One reason for the lack of positive tests might be that tennis doesn’t really test for EPO. According to the ITF’s statistics, it conducted a grand total of 20 EPO tests in 2008, all at major tournaments. One player was tested for EPO at the Australian Open, three at the U.S. Open, and none at Wimbledon. Zero.

“It may be that tennis is not conducive to EPO,” says the ITF’s Miller. “Maybe tennis is not a sport that is driven by a need to maximize stamina, which is what EPO essentially does.” Nonsense, says WADA director general David Howman. “It has been the drug of choice by the cheaters over the last six to seven years. I think EPO has advantages in all sorts of ways, to anybody, in any sport. The days when we thought it was only helpful for endurance sports are long gone.”

To be sure, tennis did manage to test its major stars for EPO last year—Nadal, Roger Federer, Andy Roddick, and Andy Murray got tested once each, all at the Paris Open in October.
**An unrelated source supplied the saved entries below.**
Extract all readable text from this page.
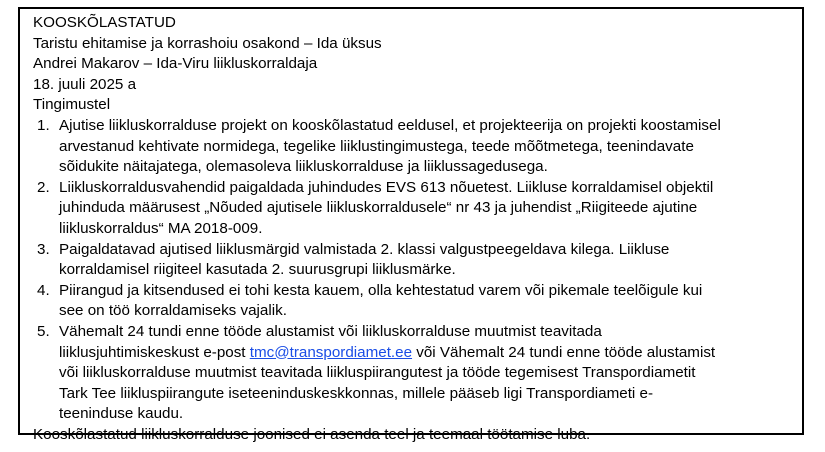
KOOSKÕLASTATUD
Taristu ehitamise ja korrashoiu osakond – Ida üksus
Andrei Makarov – Ida-Viru liikluskorraldaja
18. juuli 2025 a
Tingimustel
1. Ajutise liikluskorralduse projekt on kooskõlastatud eeldusel, et projekteerija on projekti koostamisel
arvestanud kehtivate normidega, tegelike liiklustingimustega, teede mõõtmetega, teenindavate
sõidukite näitajatega, olemasoleva liikluskorralduse ja liiklussagedusega.
2. Liikluskorraldusvahendid paigaldada juhindudes EVS 613 nõuetest. Liikluse korraldamisel objektil
juhinduda määrusest „Nõuded ajutisele liikluskorraldusele“ nr 43 ja juhendist „Riigiteede ajutine
liikluskorraldus“ MA 2018-009.
3. Paigaldatavad ajutised liiklusmärgid valmistada 2. klassi valgustpeegeldava kilega. Liikluse
korraldamisel riigiteel kasutada 2. suurusgrupi liiklusmärke.
4. Piirangud ja kitsendused ei tohi kesta kauem, olla kehtestatud varem või pikemale teelõigule kui
see on töö korraldamiseks vajalik.
5. Vähemalt 24 tundi enne tööde alustamist või liikluskorralduse muutmist teavitada
liiklusjuhtimiskeskust e-post tmc@transpordiamet.ee või Vähemalt 24 tundi enne tööde alustamist
või liikluskorralduse muutmist teavitada liikluspiirangutest ja tööde tegemisest Transpordiametit
Tark Tee liikluspiirangute iseteeninduskeskkonnas, millele pääseb ligi Transpordiameti e-
teeninduse kaudu.
Kooskõlastatud liikluskorralduse joonised ei asenda teel ja teemaal töötamise luba.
But EPO is almost never used in competition and remains detectable for only a week or less, says Don Catlin, former head of the UCLA anti-doping lab. Its training benefits last much longer than that. Generic EPO is now available all over the world; in many countries, like Spain and Switzerland, you can buy it over the counter.

Miller argues that tennis, a sport that requires power and stamina and speed, “doesn’t lend itself to any one particular kind of performance enhancement.” That’s one way to look at it; another would be to say that tennis might reward all forms of performance enhancement. Tennis, as much as any other major sport, demands a combination of power and endurance: It’s like taking batting practice while running—or sprinting—a marathon. It’s difficult to think of a sport where performance-enhancing drugs could help an athlete more.

Under pressure from new WADA rules, which require athletes to report their whereabouts every single day of the year (to the great annoyance of Nadal, among others), tennis plans to step up its out-of-competition testing this year. Tennis players are also subject to testing by the anti-doping agencies of their home countries. The U.S. Anti-Doping Agency visited 19 tennis players last year, including the Williamses and Andy Roddick. But compare that with the testing regime imposed upon Olympic mountain biker Jeremiah Bishop, who earns maybe one-tenth of a percent what Roddick does yet got tested 24 times in 2008. Also consider that USADA is much more rigorous than other anti-doping agencies around the world. How strictly you’re drug-tested as an athlete depends not only on what sport you play, but where you happen to have been born, which hardly seems fair.

Why does tennis remain so lax when it comes to drug testing? Perhaps it’s taking a lesson from the other major sporting event taking place this weekend: the Tour de France. Cycling, baseball, and track and field are the sports that have been the most stained by drug cheats. They’re also the sports that have the most-rigorous testing programs. Based on recent evidence, it’s not realistic to expect top-flight athletes to be clean. It is possible, though, to simply sweep the syringes under the rug—or better yet, not look for them in the first place.